My daughter’s English lessons for this week included an assignment to write a limerick, and I told her that I would write one too. So we did. When I wrote a second one, she did too. And so we both went on, writing one after another until the entire afternoon was gone. She ended up writing twice as many as I. It wasn’t the most productive day in the history of home school, but it was fun. Here are our poems in no particular order. I hope you’ll like them.
There was an old cat who said, “Why
Do I so wish to eat that large fly?”
It was buzzing around
As if going to town,
But that old cat dare not even try.
R-2 had so feisty a wit
That 3PO could hardly permit
Himself to translate
The things he did state
When someone was being a twit.
It started with just a few drops,
But then the clouds pulled out all stops.
The rain, it came down
And drenched half the town,
But the other was too dry for crops.
A young man was on his way home
When a red apple fell on his dome.
Said the young man just then,
“I’ll ne’er travel again,
For this happens each time I leave home!”
A white phanty* sat inside waiting [*elephant]
Though it should have been outside parading.
It waited instead
For its ebony friend
For together they were to go skating.
A painting was hung on a wall.
It screamed, “I don’t like this at all!
For I’d much rather be
On an easel, you see,
Back there in my home in Bengal.”
Sunday and Monday were fun
For the little girl raised by a nun,
But Tuesday, you see,
Was a blues-day, for she
Saw that gloom-clouds blocked out the bright sun.
Some chocolates were laid on a table.
(I know this may seem like a fable.)
“Our ruler’s been beaten,
And we’ll all be eaten!”
They cried through emotions unstable.
These next two are intended to be read together….
Two lovers walked ‘round a large pond,
And the girl stopped to pick a green frond.
When she plucked up the plant,
It started to rant, Saying,
“That hurt, you ignorant blonde!”
And then the young man got involved,
This problem determined to solve.
Said he, “Leave her be,
Or I’ll crush all your leaves!”
And the wroth plant lost all his resolve.
There was a poor lady from Ghent:
Upon seeing the fair she was bent.
When the day came at last,
She was rather downcast,
For the last of her savings was spent.
There once was a man named McGuire
Who decided to sing in the choir.
When they asked him to sing
The lead part come next spring,
He began to profusely perspire.
There once was a gray mourning dove
Who would perch on the line high above.
When a male dove came near her
And started to cheer her,
Then she cried out, “I think I’m in love!”

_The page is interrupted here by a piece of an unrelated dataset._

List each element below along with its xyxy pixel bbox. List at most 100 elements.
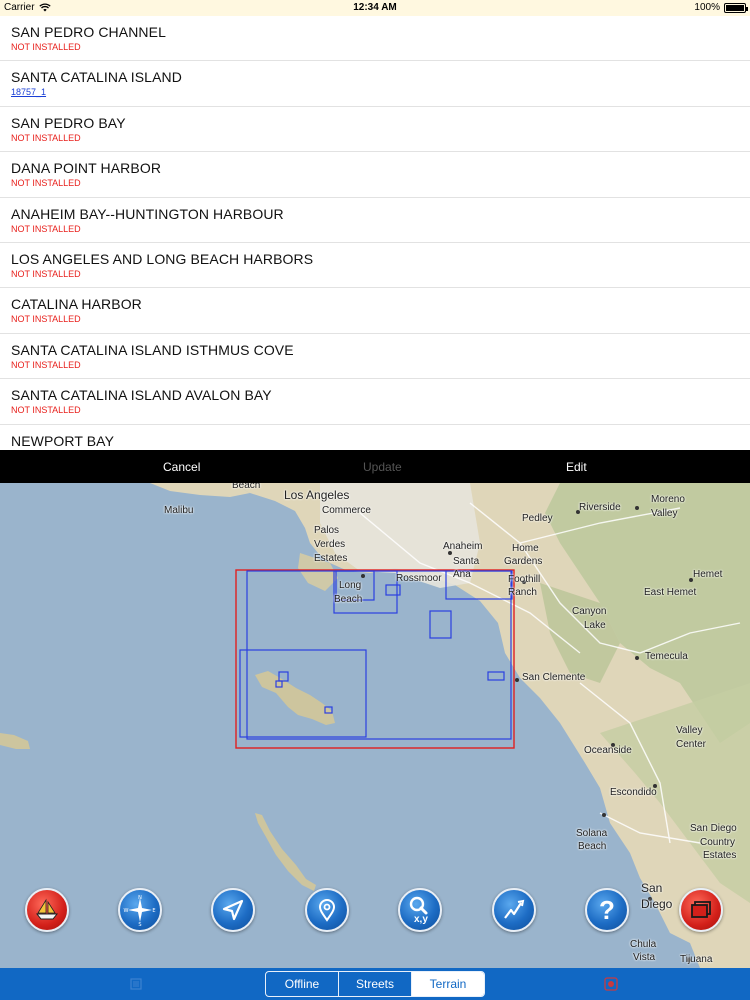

One day a young sailor named Peter
Saw a girl, and he wanted to meet her.
When at last they were paired,
It was said he declared,
“I have never met anyone sweeter!”
There once was a young man named Harry
Who found courting exceedingly scary.
Though it seemed quite absurd,
He could not say a word,
So he figured he never would marry.
At some point I decided it was time to move on to the next subject. Then Mary Beth wrote this final limerick:
My mother said, “Do something else now.”
But I am not sure I quite know how.
For I’d rather just stay
And write lim’ricks all day,
Though there’s work that needs to be done now.